The great theologian and missionary Albert Schweitzer said that Jesus was "a stranger and an enigma" to his generation! In his amazing review of Lives of Jesus written in the 18th-19th centuries he made the point that scholars had simply been making Jesus into their own image. Schweitzer's challenge was powerful when it was first written and it is powerful today. The temptation for all Christians is to shape the materials we have about Jesus to fit our own preconceptions and ideals. As much as possible we all want a Jesus that looks and acts an awful lot like us!
The problem is that Jesus just doesn't fit in any of the boxes in which we put him. For example, what happens when we try to fit everything that Jesus said and did in the "nice-compassionate-man" box? Well, Jesus actually breaks out of that box. Not only in the nasty outburst in the temple scene but in his encounter with a Canaanite woman seeking healing for her daughter. In response to her plea, "Lord, help me" Jesus said to her, "It is not right to take the children's bread and toss it to their dogs." Now that hardly seems like a nice or comassionate response by any cultural standard. And yet there it is. So we either have to worm our way around the not-niceness of the response and offer lame reinterpretations to make this incident fit our conceptions of niceness or maybe we just throw out the nice box altogether.
Here's a thought. Jesus doesn't have to be "nice" or "kind" or "loving" or "compassionate" or anything else. Maybe we shouldn't try to apply any external standards at all to the words and actions of Jesus. When we do this it actually places our human concepts above Jesus. In this way we turn ourselves and our human values and morals into the standard by which Jesus is judged! The result of this approach is that we just squeeze out all of the challenging material about Jesus' behavior and focus on the things that match our cultural and psychological conceptions of what is good and right. And whether the end result is a liberal or a conservative Jesus doesn't really matter. Either way we have an image of Jesus modified (in reality falsified) to suit our own tastes and preferences.
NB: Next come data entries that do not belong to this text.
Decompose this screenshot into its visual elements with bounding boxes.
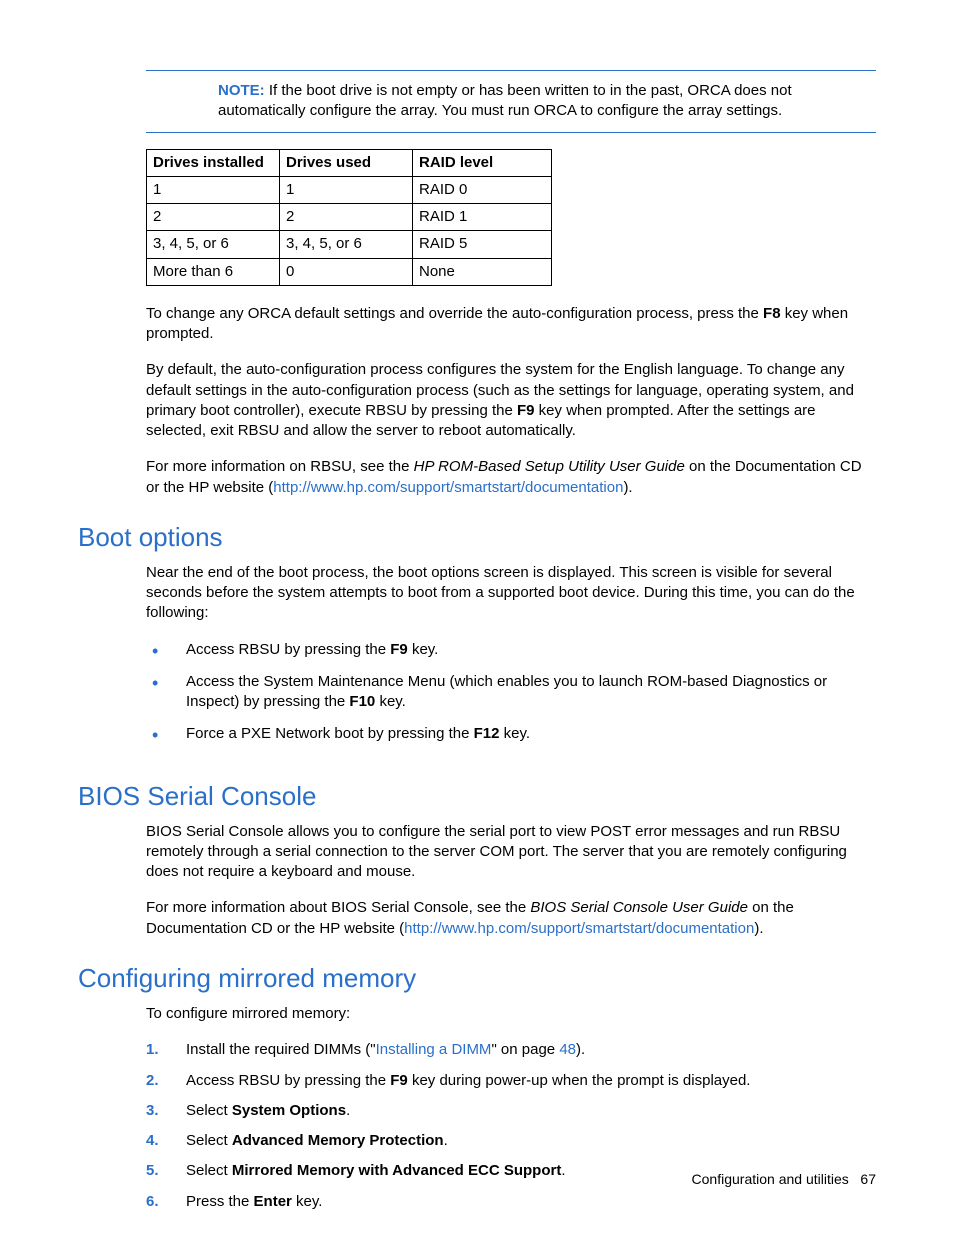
step-item: Install the required DIMMs ("Installing … xyxy=(146,1040,876,1070)
mirrored-memory-steps: Install the required DIMMs ("Installing … xyxy=(146,1040,876,1222)
cell: 1 xyxy=(147,176,280,203)
installing-dimm-link[interactable]: Installing a DIMM xyxy=(376,1041,492,1058)
list-item: Access RBSU by pressing the F9 key. xyxy=(146,640,876,672)
menu-mirrored-memory-ecc: Mirrored Memory with Advanced ECC Suppor… xyxy=(232,1162,561,1179)
page-ref-link[interactable]: 48 xyxy=(559,1041,576,1058)
step-item: Select System Options. xyxy=(146,1101,876,1131)
key-f9: F9 xyxy=(390,1072,408,1089)
table-row: 2 2 RAID 1 xyxy=(147,204,552,231)
note-box: NOTE: If the boot drive is not empty or … xyxy=(146,70,876,133)
cell: More than 6 xyxy=(147,258,280,285)
guide-title: BIOS Serial Console User Guide xyxy=(530,899,748,916)
table-row: 3, 4, 5, or 6 3, 4, 5, or 6 RAID 5 xyxy=(147,231,552,258)
key-f9: F9 xyxy=(390,641,408,658)
step-item: Select Advanced Memory Protection. xyxy=(146,1131,876,1161)
key-f8: F8 xyxy=(763,305,781,322)
key-f12: F12 xyxy=(474,725,500,742)
menu-advanced-memory-protection: Advanced Memory Protection xyxy=(232,1132,444,1149)
paragraph: For more information on RBSU, see the HP… xyxy=(146,457,876,498)
heading-configuring-mirrored-memory: Configuring mirrored memory xyxy=(78,961,876,996)
cell: None xyxy=(413,258,552,285)
paragraph: To change any ORCA default settings and … xyxy=(146,304,876,345)
table-row: 1 1 RAID 0 xyxy=(147,176,552,203)
paragraph: Near the end of the boot process, the bo… xyxy=(146,563,876,624)
heading-bios-serial-console: BIOS Serial Console xyxy=(78,779,876,814)
guide-title: HP ROM-Based Setup Utility User Guide xyxy=(414,458,685,475)
key-f10: F10 xyxy=(349,693,375,710)
page-footer: Configuration and utilities 67 xyxy=(692,1170,876,1189)
footer-page-number: 67 xyxy=(860,1171,876,1187)
step-item: Access RBSU by pressing the F9 key durin… xyxy=(146,1071,876,1101)
step-item: Press the Enter key. xyxy=(146,1192,876,1222)
paragraph: BIOS Serial Console allows you to config… xyxy=(146,822,876,883)
paragraph: By default, the auto-configuration proce… xyxy=(146,360,876,441)
table-header-row: Drives installed Drives used RAID level xyxy=(147,149,552,176)
paragraph: For more information about BIOS Serial C… xyxy=(146,898,876,939)
paragraph: To configure mirrored memory: xyxy=(146,1004,876,1024)
boot-options-list: Access RBSU by pressing the F9 key. Acce… xyxy=(146,640,876,757)
cell: 2 xyxy=(280,204,413,231)
th-raid-level: RAID level xyxy=(413,149,552,176)
cell: 1 xyxy=(280,176,413,203)
note-text: If the boot drive is not empty or has be… xyxy=(218,82,792,119)
note-label: NOTE: xyxy=(218,82,265,99)
cell: 3, 4, 5, or 6 xyxy=(280,231,413,258)
cell: RAID 5 xyxy=(413,231,552,258)
key-enter: Enter xyxy=(254,1193,292,1210)
hp-docs-link[interactable]: http://www.hp.com/support/smartstart/doc… xyxy=(404,920,754,937)
menu-system-options: System Options xyxy=(232,1102,346,1119)
list-item: Access the System Maintenance Menu (whic… xyxy=(146,672,876,725)
footer-section: Configuration and utilities xyxy=(692,1171,849,1187)
cell: RAID 1 xyxy=(413,204,552,231)
hp-docs-link[interactable]: http://www.hp.com/support/smartstart/doc… xyxy=(273,479,623,496)
heading-boot-options: Boot options xyxy=(78,520,876,555)
th-drives-installed: Drives installed xyxy=(147,149,280,176)
cell: 3, 4, 5, or 6 xyxy=(147,231,280,258)
page: NOTE: If the boot drive is not empty or … xyxy=(0,0,954,1235)
cell: 0 xyxy=(280,258,413,285)
key-f9: F9 xyxy=(517,402,535,419)
cell: 2 xyxy=(147,204,280,231)
table-row: More than 6 0 None xyxy=(147,258,552,285)
cell: RAID 0 xyxy=(413,176,552,203)
th-drives-used: Drives used xyxy=(280,149,413,176)
list-item: Force a PXE Network boot by pressing the… xyxy=(146,724,876,756)
raid-table: Drives installed Drives used RAID level … xyxy=(146,149,552,286)
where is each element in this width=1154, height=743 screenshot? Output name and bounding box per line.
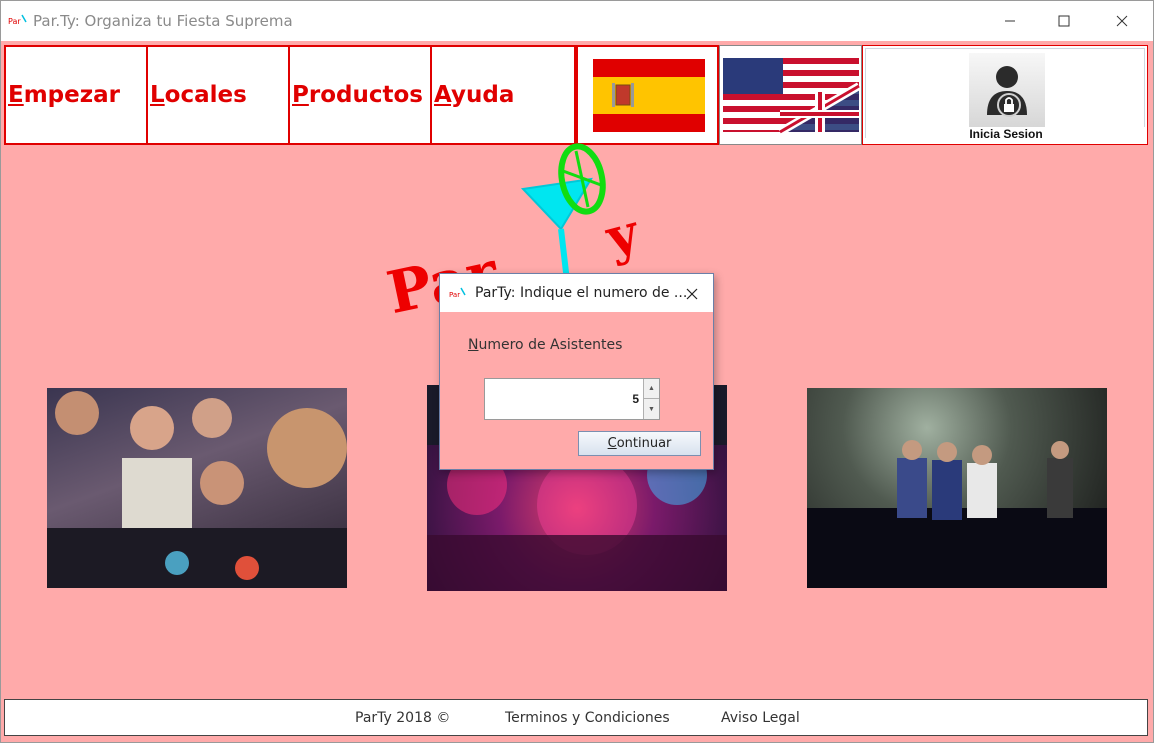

Let me suggest an alternate approach to the strange and difficult materials about Jesus in the gospel records. When asked by Moses to reveal His name God said, "I Am That I Am." Nothing like answering a question with a riddle! Interesting that Yahweh puts the emphasis on the "That" of his existence rather than the "What." Ultimately, what God is is dependent on the fact that God is! By focusing on the "That" of God's existence we come find a true answer to the question, "What is God?" The same is true of Jesus. Our task is not to judge "what" he said and did by our own human standards and values but to focus on the mere "That" of his existence. Instead of letting our concepts determine our image of Jesus we need to let the existence of Jesus itself shape our notions of what it means to be human, truly human!